Eat like a caveman, they say.
That’s the paleo diet in a nutshell.
Well, that’s part of it…
By now there’s a good chance that you’ve heard of the paleo diet. It’s also possible that you got caught up in the hype. Especially if you do or have tried CrossFit. Those crossfitters love them some paleo food. Except when they don’t. Then they eat anything. But, I digress.
WTF is the Paleo Diet?
The basic premise of the paleo diet promotes eating like our ancestors – cavemen. Hence the name “paleo.” As in, the paleolithic era. Get it?
The argument typically goes something like this – if you can grow it, gather it or kill it, you can eat it. That means the bulk of your diet should consist of lean proteins, seafood, fruits, vegetables, nuts, seeds and other healthy fats.
In theory, this logic is sound. The industrial food complex pervasive in our culture has derailed sustainable agriculture and replaced it with fake, processed foods. Everything is laced with sugar. It’s almost impossible to find foods free from additives and chemicals. Grains, breads and pastries have replaced vegetables and meat as the centerpiece of our meals.
Ultimately, the goal is to eliminate refined sugars, processed foods, additives, gluten and – in some cases – dairy.
Are you still with me? Good! Because this is where things tend to get a little tricky. The list of things you CAN’T eat, all of the things that aren’t paleo, throws people off.
What do you mean I can’t eat grains? Grains are bread, and bread is delicious! No pasta, cereal, rice, bagels or oatmeal either? Is there anything left to eat?
I told you it gets tricky. This is one of the downsides of going paleo. The elimination mentality.
With all of the hype surrounding the paleo diet, someone new to this way of eating can get carried away very quickly. You read a couple articles online. See the eat this, not that list. Then, in an instant, you stop eating certain foods. Sure, it’s possible to quit bread, sugar and dairy cold turkey. But, most of the time it does not go over very well. Plus, it’s not sustainable.
If you were to stop eating entire food groups, you have to replace those calories and nutrients somehow. If you planned it out, you’d be getting a whole lot more of those things from more wholesome sources – healthy fats, lean proteins and veggies.
But, the instantaneous elimination mentality makes sustaining the switch to paleo almost impossible.
Should you go Paleo?
I can’t tell you how many emails I get a week asking that exact question. Aside from, “how do I lose weight/gain muscle?” going paleo is the most asked question. Which is why I am addressing it here.
That said, there is no simple answer to the question. I encourage you to go healthy. Eat real food. Less sugar and processed junk. You should try to eat fewer grains. Avoid other highly inflammatory foods. Eat more fat. More vegetables. More lean, grass-fed meats.
Some might read that last paragraph and say that I’m advocating the switch to paleo. I guess you could make that argument. But, there are a couple distinctions I’d like to make.
1. Don’t go paleo for the sake of doing it. Or, to tell people that you are “paleo.” Just eat healthy without a label.
2. If you are going to go paleo, have a freaking plan. Understand what it is, what it’s not and exactly what you’re in for. Otherwise you will fail.
Here, do this – check out “Your Guide to Paleo.” It’s one of the best, most comprehensive resources on going paleo I’ve ever seen. Yes, it has all of the basic eat this, avoid that information. But, there’s a lot more to it than that. It’s a tutorial on the paleo diet. A crash course on paleo foods, cooking and a paleo lifestyle. The recipes and cheat sheets make the paleo switch simple. Like I said, if you’re going to go paleo do it armed with information. Check out the paleo guide website here.
Don’t go paleo, go primal
If that doesn’t do it for you. It going paleo is too much to ask. Consider going primal.
The Primal Blueprint is the definitive guide on living like our ancestors. It’s the work of highly acclaimed health writer and researcher, Mark Sission. Mark doesn’t preach paleo, he promotes a primal lifestyle – living, not just eating, according to evolutionary science.

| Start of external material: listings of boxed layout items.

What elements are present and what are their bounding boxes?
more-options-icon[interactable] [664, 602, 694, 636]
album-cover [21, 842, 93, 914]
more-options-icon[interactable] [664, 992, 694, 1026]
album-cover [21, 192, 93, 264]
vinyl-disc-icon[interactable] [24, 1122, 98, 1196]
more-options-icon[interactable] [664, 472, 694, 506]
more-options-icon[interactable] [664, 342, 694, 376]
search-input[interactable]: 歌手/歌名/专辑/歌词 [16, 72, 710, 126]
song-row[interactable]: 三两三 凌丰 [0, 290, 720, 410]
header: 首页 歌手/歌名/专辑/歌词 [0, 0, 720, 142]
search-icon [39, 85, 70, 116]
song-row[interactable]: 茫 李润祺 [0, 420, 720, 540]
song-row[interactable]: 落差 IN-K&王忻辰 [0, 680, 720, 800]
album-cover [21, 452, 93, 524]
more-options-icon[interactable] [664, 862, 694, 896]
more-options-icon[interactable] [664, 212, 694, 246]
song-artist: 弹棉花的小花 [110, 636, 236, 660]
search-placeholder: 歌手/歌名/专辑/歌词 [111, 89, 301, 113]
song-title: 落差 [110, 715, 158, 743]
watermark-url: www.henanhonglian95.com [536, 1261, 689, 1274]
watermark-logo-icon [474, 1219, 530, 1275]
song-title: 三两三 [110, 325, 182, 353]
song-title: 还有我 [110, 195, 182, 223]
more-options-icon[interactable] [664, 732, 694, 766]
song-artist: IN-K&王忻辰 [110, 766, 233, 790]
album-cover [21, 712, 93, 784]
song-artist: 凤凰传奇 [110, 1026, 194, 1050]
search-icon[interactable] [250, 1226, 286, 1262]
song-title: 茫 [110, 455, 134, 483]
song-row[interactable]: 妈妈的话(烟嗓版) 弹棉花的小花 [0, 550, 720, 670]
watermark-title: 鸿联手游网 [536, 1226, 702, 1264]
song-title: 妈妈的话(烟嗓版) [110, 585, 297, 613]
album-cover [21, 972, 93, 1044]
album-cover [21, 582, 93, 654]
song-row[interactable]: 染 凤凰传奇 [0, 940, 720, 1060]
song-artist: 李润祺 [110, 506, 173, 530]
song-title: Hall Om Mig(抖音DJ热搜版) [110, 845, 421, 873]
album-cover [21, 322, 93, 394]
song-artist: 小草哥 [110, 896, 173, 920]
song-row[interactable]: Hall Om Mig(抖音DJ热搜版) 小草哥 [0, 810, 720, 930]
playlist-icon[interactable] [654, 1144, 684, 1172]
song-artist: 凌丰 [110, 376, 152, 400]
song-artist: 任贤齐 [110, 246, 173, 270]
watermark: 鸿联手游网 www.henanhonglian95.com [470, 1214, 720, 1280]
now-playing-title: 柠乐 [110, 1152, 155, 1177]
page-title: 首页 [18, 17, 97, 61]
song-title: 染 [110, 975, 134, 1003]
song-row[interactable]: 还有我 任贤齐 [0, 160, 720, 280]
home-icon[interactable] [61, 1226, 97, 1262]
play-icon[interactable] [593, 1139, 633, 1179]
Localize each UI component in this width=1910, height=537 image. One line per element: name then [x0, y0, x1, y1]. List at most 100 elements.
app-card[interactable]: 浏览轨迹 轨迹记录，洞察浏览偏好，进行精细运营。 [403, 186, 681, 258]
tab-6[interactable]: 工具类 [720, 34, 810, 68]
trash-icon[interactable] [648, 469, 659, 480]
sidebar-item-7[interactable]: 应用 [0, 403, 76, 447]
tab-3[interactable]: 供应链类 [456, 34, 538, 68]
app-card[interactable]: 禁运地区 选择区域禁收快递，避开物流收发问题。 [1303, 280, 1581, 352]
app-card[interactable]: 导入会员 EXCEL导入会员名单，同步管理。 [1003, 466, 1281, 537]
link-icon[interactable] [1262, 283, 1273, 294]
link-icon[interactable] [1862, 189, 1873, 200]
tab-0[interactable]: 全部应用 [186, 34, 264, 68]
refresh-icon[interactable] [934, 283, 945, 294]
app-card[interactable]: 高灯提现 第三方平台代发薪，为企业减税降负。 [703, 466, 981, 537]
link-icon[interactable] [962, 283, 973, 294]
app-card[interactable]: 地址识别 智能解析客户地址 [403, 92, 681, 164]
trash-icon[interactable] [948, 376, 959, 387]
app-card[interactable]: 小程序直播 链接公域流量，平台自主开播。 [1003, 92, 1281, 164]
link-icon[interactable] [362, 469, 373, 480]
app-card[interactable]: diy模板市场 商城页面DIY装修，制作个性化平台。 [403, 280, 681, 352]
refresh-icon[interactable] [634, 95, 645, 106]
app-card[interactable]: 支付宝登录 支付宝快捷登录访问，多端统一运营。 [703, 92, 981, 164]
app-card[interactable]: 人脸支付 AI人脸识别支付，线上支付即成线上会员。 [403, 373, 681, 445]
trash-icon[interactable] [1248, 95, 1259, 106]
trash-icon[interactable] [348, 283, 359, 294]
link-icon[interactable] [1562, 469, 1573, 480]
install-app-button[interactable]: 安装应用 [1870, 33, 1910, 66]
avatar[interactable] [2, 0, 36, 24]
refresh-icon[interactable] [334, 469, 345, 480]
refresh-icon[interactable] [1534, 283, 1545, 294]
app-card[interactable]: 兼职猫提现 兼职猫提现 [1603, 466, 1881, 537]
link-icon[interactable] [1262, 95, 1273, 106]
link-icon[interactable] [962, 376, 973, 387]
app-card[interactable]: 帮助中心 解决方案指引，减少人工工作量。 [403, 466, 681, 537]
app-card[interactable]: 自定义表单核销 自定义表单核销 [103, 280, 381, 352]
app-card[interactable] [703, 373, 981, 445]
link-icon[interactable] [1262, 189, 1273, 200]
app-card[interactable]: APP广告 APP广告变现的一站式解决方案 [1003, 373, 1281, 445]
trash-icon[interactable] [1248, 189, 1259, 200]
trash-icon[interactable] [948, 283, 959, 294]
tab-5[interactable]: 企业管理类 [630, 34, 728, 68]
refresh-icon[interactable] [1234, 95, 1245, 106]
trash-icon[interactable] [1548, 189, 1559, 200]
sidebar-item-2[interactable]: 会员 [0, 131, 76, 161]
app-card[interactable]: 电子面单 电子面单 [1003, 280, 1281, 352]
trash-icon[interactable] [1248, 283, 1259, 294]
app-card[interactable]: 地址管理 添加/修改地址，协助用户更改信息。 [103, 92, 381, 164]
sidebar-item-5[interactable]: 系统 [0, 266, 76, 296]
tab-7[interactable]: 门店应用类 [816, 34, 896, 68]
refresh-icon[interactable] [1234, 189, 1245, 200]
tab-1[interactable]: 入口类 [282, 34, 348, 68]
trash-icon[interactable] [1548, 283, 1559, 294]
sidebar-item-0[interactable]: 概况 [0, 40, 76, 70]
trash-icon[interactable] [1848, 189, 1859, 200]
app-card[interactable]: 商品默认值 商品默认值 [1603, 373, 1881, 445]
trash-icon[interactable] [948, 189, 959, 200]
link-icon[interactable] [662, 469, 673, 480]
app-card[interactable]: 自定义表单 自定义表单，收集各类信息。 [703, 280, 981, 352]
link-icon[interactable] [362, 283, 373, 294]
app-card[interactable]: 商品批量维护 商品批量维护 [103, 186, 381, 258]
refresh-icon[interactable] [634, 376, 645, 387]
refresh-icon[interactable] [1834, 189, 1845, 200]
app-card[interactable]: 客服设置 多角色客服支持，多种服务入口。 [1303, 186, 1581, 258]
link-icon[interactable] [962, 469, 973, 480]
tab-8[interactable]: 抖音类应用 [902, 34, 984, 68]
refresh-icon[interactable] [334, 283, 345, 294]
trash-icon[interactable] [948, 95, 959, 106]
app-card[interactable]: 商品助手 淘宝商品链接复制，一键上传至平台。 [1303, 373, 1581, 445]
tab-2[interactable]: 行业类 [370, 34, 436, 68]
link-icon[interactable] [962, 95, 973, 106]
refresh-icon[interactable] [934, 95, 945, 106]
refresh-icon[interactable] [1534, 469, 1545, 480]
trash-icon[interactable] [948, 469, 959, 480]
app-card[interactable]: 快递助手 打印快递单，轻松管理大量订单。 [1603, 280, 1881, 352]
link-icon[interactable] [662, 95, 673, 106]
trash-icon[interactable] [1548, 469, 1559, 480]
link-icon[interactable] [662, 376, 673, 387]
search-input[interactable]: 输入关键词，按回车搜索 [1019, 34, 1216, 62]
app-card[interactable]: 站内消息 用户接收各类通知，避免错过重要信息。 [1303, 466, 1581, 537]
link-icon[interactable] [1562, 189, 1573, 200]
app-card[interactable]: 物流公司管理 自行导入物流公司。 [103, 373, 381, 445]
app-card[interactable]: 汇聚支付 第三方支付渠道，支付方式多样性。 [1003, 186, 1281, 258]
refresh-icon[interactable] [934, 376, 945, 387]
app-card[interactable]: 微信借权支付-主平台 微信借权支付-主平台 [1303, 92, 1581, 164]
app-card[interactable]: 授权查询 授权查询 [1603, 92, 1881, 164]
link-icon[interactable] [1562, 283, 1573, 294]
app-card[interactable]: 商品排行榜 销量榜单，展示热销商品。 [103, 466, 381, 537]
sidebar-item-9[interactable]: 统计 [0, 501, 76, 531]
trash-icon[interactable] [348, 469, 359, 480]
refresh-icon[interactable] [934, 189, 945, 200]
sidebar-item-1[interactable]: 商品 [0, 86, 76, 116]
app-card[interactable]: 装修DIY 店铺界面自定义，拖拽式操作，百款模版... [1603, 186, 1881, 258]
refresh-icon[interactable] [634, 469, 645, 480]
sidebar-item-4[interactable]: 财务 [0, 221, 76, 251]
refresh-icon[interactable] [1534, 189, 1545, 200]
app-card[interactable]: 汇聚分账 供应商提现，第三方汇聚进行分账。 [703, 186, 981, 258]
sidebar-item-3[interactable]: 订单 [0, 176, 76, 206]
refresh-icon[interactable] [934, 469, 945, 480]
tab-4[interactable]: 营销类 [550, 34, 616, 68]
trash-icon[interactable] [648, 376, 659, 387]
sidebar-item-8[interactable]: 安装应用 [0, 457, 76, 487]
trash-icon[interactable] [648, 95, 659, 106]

Yes, some of his tenants reflect that of the paleo diet. But he also dives into the exercise and lifestyle components of making the switch to primal. In this way his words and wisdom are more rooted in reality. Mark’s Primal Blueprint is more sustainable. It’s also supported by a ton of research and accompanied books, supplements, recipes, workout plans and fitness challenges.
To go, or not to go?
Look, I already said there’s no right answer. Going paleo, primal or any other lifestyle change is a personal thing. It’s up to you to try some things out. Be honest with yourself. Make it work for you.
It’s possible that Your Guide to Paleo or the Primal Blueprint could be transformative for you. I think they might, that’s why I’m sharing them with you. But, it’s also possible that they’re not for you.
Great. That’s fine. You know what doesn’t work. You don’t get to quit. Now, it’s time to try something else. Seek out other resources. Find the food, fitness and lifestyle solutions that work for you.
Good luck! And, if there’s ever anything I can do to help, you know where to find me.